Beşiktaş, UEFA’dan az bir cezayla kurtuldu zannediyorduk. Bir müfettişin itirazı üzerine cezanın kapsamı değişti, Beşiktaş bir sene Avrupa’dan yasaklandı.
CAS’a başvuruldu ama Beşiktaş yöneticileri bile durumdan çok umutlu değiller.
Beşiktaş yönetimi, seyircisi, camiası da eski yönetime tepkili.
Eski yönetimin de bir savunması var ama bu savunma galiba kimseyi pek tatmin etmiyor.
Mesele bir ölçüde şahsileştirilebilir diye de düşünüyorum; eski yönetim dedikleri Sayın Yıldırım Demirören yönetiminden başkası değil, belki biraz geriye de sarkabilir.
Bugün UEFA Beşiktaş’ın bir sene Avrupa’ya çıkmasını yasaklamış ise bu sorumluluk zincirinin başında Sayın Fikret Orman değil, Sayın Yıldırım Demirören var.
Peki aynı Sayın Yıldırım Demirören bugün hangi görevdedir?
Türkiye Futbol Federasyonu’nun başına getirilmiştir.
Bu durumu normal olarak niteleyebilecek bir kimsenin aramızda varlığına inanamam.
Bu durum kelimenin en sarih anlamıyla anormal bir durumdur.
Star Gazetesi’nde yazdığım ekonomi ve siyaset yazılarında da en çok kullandığım kelime muhtemelen “anormal” kelimesidir.
21. yüzyılda hem ekonomi, hem siyaset ama hem de futbol entegre bir sistemin parçaları olarak hareket etmektedirler.
Sistemin bir yerinde önemli bir anormallik varsa, bu anormalliğin sistemin başka yerlerini etkilememesi düşünülemez.
Aklıma gelen en somut örnek galiba insan vücudu, sağlığı konusu.
Yüksek tansiyon hastasısanız ve bu duruma çözüm üretemiyorsanız, yüksek tansiyonun vücudunuzun başka organlarına da zarar vermesi kaçınılmazdır.
Teşbihte hata olmaz derler, herkes beni bağışlasın, Sayın Yıldırım Demirören’in TFF başkanlığına getirilmesi ve UEFA’nın son kararından sonra hala orada kalması müflis bir tüccarın Ticaret Bakanı, bankasını batırmış bir bankacının Merkez Bankası Başkanı olmasına benzemektedir.

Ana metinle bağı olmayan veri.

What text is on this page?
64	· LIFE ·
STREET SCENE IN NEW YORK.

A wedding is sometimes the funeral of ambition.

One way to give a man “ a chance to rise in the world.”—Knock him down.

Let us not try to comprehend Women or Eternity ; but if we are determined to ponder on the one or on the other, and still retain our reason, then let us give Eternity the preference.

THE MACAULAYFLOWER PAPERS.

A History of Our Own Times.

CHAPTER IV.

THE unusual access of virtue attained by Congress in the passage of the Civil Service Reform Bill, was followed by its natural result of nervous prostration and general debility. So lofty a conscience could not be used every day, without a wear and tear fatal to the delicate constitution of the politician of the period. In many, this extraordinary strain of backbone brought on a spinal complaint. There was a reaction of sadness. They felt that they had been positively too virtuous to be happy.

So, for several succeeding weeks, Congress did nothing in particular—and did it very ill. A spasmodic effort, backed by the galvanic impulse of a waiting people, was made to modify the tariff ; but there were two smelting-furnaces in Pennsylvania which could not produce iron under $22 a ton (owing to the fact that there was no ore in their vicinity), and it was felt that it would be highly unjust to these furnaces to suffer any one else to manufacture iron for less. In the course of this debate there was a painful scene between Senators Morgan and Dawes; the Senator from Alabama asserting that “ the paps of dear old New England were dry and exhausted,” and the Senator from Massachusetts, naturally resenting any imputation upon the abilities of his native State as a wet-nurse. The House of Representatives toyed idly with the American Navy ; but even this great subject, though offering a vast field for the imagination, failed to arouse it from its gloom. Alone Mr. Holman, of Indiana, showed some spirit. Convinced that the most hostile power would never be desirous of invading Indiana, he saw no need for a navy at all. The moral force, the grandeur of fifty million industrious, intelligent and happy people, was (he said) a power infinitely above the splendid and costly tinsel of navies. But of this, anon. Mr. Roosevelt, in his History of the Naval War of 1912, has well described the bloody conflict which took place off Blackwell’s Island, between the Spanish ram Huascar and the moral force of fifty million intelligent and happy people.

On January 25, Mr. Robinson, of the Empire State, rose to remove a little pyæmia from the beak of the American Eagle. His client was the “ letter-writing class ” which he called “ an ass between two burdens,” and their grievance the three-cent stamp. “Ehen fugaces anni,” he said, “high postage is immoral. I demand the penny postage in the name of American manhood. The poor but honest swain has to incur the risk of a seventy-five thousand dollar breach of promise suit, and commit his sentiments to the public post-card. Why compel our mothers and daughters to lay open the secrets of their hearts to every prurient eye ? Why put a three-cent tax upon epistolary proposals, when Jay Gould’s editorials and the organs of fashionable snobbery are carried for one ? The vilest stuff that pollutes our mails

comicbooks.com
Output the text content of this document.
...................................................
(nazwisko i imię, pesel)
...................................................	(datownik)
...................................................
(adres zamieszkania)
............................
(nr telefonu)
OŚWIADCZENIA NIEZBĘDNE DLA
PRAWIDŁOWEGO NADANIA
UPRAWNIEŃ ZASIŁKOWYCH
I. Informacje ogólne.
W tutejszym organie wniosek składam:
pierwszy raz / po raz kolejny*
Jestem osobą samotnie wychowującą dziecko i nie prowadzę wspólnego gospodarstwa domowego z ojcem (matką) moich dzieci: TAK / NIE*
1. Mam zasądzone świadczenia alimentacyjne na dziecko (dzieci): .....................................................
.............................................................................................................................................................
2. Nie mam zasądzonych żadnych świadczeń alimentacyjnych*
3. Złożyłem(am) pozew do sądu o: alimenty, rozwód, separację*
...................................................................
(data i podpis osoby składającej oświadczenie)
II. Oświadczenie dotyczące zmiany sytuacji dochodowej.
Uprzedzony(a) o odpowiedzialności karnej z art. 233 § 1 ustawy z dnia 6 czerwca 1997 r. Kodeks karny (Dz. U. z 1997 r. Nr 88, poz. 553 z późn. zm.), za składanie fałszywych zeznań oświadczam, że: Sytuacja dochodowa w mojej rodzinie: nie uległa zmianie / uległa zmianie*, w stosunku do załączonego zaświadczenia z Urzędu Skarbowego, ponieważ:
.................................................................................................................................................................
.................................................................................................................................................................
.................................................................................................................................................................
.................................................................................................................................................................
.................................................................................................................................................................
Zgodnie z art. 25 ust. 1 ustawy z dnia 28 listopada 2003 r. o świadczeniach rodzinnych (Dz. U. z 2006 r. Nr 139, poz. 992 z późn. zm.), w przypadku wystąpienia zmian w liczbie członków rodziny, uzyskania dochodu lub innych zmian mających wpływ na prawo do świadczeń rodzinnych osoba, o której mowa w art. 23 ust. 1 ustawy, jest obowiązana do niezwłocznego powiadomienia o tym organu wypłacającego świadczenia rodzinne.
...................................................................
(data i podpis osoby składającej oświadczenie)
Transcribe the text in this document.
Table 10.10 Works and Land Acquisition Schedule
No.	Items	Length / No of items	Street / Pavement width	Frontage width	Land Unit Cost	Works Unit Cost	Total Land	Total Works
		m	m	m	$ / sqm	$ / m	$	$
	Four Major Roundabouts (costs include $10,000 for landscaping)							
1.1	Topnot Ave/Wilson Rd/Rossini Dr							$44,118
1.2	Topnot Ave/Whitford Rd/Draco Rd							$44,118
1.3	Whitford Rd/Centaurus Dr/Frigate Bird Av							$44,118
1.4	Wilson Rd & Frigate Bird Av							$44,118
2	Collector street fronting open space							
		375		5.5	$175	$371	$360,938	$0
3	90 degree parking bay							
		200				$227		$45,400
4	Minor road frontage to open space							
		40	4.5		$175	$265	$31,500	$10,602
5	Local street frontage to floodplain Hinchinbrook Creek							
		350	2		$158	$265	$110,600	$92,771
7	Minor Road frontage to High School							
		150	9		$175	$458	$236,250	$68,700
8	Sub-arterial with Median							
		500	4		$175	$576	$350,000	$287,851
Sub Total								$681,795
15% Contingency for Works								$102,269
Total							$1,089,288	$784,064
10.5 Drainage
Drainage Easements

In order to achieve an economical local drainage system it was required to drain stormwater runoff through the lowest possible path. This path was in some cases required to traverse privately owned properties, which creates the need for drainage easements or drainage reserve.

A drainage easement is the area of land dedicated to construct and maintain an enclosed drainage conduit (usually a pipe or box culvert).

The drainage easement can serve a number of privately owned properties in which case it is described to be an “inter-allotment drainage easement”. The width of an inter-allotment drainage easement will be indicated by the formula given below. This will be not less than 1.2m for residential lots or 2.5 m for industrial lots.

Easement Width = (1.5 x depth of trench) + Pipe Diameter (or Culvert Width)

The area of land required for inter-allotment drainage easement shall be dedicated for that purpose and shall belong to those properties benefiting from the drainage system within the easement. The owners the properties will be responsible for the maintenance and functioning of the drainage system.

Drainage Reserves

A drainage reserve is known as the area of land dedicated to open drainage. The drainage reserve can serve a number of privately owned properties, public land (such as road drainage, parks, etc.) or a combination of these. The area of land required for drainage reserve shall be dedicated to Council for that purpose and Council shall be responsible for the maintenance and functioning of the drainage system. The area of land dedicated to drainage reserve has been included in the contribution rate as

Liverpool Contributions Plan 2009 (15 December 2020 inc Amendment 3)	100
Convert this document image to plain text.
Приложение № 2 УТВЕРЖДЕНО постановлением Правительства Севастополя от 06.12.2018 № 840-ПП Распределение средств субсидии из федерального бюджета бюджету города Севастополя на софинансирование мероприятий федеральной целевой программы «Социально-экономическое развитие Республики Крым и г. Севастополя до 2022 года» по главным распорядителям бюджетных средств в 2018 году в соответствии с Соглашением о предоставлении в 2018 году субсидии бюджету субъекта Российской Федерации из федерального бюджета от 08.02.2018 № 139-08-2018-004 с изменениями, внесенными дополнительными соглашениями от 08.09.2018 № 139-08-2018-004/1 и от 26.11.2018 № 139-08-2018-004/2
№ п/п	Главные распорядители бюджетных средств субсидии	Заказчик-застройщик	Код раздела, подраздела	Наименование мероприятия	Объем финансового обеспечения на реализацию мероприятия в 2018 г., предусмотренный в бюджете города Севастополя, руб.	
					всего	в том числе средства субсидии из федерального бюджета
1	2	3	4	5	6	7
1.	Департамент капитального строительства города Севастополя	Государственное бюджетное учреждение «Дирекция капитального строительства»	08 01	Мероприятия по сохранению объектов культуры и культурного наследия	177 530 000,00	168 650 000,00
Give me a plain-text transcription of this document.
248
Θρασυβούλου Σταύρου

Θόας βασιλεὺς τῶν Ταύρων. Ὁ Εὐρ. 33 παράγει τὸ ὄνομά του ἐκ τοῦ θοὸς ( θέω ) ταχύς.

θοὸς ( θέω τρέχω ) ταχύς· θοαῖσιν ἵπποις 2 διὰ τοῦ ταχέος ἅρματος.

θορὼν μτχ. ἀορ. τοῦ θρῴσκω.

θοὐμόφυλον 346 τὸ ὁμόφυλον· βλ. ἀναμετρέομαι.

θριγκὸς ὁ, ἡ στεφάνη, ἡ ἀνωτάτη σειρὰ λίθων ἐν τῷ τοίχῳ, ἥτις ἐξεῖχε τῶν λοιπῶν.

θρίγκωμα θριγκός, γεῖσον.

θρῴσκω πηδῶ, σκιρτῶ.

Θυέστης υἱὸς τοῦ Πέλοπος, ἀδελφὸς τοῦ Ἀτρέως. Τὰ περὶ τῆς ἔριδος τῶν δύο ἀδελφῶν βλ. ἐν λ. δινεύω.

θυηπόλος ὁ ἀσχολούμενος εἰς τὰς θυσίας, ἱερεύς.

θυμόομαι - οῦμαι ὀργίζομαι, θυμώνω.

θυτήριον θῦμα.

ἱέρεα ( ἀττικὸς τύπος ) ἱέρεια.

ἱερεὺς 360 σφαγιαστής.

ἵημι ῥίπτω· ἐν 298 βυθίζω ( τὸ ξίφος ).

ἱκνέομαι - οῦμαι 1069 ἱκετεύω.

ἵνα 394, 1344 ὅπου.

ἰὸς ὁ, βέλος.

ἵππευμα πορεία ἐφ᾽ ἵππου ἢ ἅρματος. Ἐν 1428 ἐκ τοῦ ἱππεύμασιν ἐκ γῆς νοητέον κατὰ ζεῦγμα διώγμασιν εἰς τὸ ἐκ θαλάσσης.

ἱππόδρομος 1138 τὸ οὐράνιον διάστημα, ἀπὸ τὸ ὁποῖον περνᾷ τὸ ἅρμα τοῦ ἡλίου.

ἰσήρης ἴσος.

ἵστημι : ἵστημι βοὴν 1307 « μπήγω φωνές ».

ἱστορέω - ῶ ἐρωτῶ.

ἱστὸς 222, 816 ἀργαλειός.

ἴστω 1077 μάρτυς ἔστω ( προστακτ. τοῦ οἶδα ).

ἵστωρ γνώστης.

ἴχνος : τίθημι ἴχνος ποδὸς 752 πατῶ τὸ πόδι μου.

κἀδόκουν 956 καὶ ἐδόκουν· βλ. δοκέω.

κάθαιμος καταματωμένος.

Sistemin en önemli noktasında böyle bir sıkıntı varsa, UEFA ile aramızdaki daha önemli meselelerde daha sıkıntılı sonuçlar da beklemek gerekebilir.
Bir yerde oluşan/oluşturulan anormallik olmadık bir yerden gelip yine bünyeyi vurmaktadır. Milli geliri bir trilyon dolara, dış ticaret hacmi yarım trilyon dolara yaklaşan bir Türkiye’nin artık anormalliklere de tahammülü olmamalıdır.